Her cocktail of sex and gossip proved irresistible, if not deadly

  • Before there was Linda Tripp--before there was Monica Lewinsky, even--there was Lucianne Goldberg. There's always been a Lucianne Goldberg. "This was years ago," Lucianne is saying. She's sitting in the bar of a steak-and-martini joint on Manhattan's West Side. We're done with the martinis, and now she's stabbing at a plate piled with steak tartare.

    "This gal calls me, says she wants to do a book about all these Republican Congressmen she's--well--she's known." The way she says it, the word drips with such lubricity that you can't help knowing what known means.

    "One chapter on each Republican," she continues. "One on [famous Republican name deleted], one on [ditto], another on [ditto]. And she has this great story about [very famous Republican name]. It turns out he would not take off his glasses--even when he was buck naked, performing a particular sex act that I will not describe. But you can imagine. Anyway, his glasses would get so steamed up he couldn't see. And he'd say, 'Baby, you look so beautiful.' And she'd say, 'How the hell would you know? You can't even see me, you [euphemism for body part deleted]!"
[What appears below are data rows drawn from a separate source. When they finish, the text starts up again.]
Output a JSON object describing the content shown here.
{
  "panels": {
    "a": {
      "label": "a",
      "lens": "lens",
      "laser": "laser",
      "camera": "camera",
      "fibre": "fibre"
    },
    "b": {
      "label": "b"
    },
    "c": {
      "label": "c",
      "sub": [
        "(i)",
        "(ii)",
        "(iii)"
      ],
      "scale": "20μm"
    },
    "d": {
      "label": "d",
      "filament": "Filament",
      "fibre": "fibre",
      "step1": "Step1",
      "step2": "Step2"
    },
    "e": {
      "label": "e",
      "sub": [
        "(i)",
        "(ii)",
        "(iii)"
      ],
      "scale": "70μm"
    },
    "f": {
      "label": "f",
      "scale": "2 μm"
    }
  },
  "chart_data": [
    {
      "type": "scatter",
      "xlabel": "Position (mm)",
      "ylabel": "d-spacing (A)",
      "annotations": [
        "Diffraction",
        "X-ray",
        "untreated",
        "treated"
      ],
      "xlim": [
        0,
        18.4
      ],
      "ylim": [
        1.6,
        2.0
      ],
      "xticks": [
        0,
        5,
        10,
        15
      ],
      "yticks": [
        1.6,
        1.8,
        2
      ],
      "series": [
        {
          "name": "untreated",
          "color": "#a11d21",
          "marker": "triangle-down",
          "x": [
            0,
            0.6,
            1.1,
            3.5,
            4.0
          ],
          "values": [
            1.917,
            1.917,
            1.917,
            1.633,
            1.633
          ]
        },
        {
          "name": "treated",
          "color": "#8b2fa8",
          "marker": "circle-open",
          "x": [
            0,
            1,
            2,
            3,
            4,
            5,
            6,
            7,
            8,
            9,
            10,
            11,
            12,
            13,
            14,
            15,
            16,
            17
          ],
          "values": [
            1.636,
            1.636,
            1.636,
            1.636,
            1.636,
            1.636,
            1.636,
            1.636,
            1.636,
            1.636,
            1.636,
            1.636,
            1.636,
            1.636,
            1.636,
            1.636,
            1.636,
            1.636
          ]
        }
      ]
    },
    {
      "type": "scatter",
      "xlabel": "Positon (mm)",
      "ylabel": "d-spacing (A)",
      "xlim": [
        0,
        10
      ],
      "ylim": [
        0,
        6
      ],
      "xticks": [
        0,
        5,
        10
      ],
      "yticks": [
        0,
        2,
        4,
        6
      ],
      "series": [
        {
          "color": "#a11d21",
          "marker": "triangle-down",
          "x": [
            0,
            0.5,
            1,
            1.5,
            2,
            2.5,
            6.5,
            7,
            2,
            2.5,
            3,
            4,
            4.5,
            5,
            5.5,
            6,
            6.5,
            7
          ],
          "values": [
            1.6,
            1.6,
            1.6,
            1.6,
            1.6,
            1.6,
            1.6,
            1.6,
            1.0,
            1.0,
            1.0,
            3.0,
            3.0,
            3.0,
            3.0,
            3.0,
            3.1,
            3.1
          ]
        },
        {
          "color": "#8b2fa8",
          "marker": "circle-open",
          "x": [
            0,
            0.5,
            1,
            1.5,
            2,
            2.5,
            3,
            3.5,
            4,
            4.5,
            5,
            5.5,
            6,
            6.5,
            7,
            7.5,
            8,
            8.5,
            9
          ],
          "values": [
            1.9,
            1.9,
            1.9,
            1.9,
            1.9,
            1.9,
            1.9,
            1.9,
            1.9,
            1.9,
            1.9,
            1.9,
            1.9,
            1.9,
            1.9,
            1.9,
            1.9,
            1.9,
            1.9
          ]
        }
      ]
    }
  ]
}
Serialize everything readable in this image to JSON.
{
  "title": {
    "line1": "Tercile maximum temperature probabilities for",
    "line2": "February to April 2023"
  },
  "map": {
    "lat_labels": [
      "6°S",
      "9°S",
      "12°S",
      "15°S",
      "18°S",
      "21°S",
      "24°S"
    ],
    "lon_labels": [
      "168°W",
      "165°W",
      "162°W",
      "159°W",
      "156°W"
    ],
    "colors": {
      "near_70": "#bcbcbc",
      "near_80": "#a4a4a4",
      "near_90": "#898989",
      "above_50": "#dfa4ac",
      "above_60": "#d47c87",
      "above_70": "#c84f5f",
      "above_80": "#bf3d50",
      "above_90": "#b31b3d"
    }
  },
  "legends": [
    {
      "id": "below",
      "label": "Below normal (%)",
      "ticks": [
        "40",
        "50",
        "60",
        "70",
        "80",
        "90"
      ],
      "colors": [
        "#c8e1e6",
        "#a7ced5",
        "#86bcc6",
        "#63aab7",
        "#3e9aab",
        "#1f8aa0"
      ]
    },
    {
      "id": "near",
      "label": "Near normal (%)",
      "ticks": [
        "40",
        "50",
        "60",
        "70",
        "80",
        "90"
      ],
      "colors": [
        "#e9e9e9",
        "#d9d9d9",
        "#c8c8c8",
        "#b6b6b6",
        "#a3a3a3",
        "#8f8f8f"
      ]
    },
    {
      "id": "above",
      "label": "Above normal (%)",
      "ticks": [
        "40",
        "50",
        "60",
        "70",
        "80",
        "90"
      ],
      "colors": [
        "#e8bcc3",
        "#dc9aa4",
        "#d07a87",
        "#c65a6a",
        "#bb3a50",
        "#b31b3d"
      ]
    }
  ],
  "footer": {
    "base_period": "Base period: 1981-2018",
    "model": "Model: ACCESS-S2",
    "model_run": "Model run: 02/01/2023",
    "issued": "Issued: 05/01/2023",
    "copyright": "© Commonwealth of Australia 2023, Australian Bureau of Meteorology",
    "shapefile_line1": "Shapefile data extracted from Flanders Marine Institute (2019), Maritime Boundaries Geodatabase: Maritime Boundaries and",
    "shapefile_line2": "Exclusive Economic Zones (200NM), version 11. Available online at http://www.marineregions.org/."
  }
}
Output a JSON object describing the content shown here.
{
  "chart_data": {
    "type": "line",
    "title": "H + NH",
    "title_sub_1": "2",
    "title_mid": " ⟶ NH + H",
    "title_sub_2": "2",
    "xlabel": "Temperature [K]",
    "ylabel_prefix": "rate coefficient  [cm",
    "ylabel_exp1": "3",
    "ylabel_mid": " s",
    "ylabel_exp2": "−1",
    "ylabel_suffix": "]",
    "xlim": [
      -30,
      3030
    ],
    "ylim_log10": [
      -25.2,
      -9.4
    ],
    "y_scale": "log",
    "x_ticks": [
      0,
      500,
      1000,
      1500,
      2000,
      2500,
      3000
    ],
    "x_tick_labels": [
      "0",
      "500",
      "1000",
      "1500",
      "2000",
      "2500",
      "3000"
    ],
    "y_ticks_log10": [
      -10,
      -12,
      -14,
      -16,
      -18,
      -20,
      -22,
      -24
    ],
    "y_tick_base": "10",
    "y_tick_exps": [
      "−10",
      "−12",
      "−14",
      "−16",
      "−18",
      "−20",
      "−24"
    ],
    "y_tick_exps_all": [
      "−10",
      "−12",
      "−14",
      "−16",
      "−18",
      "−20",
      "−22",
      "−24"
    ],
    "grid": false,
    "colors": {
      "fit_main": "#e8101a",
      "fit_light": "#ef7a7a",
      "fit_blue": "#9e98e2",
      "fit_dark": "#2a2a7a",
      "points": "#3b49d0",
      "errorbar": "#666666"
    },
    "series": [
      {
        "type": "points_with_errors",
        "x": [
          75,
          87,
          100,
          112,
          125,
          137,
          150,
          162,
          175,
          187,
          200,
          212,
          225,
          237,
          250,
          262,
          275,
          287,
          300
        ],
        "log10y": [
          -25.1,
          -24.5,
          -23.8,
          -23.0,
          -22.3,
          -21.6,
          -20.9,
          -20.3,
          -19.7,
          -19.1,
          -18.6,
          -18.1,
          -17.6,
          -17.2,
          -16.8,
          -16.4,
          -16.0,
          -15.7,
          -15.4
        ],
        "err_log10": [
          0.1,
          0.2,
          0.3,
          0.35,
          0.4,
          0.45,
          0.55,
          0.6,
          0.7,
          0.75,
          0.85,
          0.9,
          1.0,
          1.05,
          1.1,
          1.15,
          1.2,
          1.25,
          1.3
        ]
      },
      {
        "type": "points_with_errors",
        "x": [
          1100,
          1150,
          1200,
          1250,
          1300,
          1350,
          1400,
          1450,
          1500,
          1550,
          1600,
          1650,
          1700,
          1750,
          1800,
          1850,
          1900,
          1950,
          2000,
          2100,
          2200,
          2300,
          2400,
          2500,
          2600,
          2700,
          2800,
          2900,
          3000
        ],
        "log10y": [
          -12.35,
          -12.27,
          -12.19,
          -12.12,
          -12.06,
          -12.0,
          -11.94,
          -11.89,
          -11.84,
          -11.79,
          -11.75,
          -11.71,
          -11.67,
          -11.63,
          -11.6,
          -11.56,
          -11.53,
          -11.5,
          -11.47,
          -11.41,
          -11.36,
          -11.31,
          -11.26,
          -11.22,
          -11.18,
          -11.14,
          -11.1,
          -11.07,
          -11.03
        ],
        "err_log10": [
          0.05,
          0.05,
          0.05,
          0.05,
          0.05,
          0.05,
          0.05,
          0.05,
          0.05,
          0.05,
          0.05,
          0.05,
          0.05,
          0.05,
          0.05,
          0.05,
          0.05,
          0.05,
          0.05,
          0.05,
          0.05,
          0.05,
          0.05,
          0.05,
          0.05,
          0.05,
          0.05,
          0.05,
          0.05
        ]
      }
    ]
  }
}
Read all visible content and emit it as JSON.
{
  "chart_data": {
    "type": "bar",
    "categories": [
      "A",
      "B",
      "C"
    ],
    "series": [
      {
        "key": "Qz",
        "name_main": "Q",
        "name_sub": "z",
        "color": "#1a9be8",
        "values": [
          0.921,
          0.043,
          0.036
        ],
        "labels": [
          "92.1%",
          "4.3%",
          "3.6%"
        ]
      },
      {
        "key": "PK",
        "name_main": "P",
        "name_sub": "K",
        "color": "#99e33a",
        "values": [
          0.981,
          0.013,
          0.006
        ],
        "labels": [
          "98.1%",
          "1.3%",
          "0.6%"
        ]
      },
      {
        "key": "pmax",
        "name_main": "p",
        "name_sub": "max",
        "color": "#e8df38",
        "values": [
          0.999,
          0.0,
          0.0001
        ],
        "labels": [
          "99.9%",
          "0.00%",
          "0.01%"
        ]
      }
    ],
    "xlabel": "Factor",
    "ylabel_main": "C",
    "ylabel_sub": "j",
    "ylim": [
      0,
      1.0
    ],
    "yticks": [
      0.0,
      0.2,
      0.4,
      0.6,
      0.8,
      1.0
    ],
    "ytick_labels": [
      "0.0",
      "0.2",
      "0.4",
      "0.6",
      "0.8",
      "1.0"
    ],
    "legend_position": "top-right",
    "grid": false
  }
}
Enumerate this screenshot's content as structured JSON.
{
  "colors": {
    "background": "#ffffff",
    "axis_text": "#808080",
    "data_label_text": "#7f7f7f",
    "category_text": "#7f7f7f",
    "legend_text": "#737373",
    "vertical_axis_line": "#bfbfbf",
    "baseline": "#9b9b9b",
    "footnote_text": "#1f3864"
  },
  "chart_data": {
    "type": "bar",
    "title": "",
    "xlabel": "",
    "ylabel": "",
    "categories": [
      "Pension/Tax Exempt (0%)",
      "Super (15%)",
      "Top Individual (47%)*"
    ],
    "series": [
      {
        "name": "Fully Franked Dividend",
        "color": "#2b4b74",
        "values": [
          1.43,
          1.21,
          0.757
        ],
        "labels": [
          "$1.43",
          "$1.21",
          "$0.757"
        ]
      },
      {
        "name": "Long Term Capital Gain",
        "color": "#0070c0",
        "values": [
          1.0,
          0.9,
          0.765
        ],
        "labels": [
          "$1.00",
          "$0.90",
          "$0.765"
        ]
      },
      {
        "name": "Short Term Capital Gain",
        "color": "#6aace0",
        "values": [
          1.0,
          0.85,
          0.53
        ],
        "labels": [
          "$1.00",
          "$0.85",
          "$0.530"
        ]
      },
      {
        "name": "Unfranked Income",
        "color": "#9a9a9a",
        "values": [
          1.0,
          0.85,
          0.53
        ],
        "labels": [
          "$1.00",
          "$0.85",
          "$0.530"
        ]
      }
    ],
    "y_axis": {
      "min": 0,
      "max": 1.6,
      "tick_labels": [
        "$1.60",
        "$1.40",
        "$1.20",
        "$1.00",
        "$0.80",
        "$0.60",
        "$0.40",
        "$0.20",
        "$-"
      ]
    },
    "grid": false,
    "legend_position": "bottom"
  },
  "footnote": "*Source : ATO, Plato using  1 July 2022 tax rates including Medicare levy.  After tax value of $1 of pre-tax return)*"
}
    She laughs an unmistakable laugh--a Lucianne laugh, which begins as a moist chortle and inevitably escalates into an alarming smoker's cough before it subsides to a husky, satisfied sigh. This is how it goes during an evening with Lucianne Goldberg: martinis and heaps of red meat, high-end gossip and lots of cigarettes. And laughter--a great deal of laughter. With the scandal she midwifed and nurtured moving to an even bigger stage, Lucianne is determined to enjoy herself.

    And who would expect otherwise? If a scandal hangs around long enough and becomes familiar enough, it takes on the quality of a melodrama, pushed along by characters that quickly harden into recognizable types. Depending on your point of view, Linda Tripp is a double-crossing shrew or a courageous whistle blower. Monica Lewinsky is either a vixen or a violated innocent. (An innocent in thong underwear, but still.) And Lucianne? At a minimum, she is forever sealed in history as the New York City literary agent who uttered to her friend the most ruinous sentence of the Clinton presidency: "Linda, buy a tape recorder."

    In the now familiar story line--Linda tapes Monica, Linda plays tapes to Lucianne, Lucianne urges Linda to go to Kenneth Starr--Lucianne emerges as a type known to everyone, for better or worse. ONE WOMAN'S PLEASURE IS THE PRESIDENT'S PAIN: LUCIANNE GOLDBERG REVELS IN FRENZY SHE HELPED START, read a Washington Post headline early on in the scandal. "I'm not going to say that I did this because I'm some great Christian," she told the New Yorker during the scandal's first week. "I did it because it's f__ing fascinating! I love dish! I live for dish!" Goldberg was the mixer, the thrill seeker who makes mischief merely for the fun of seeing the fur fly.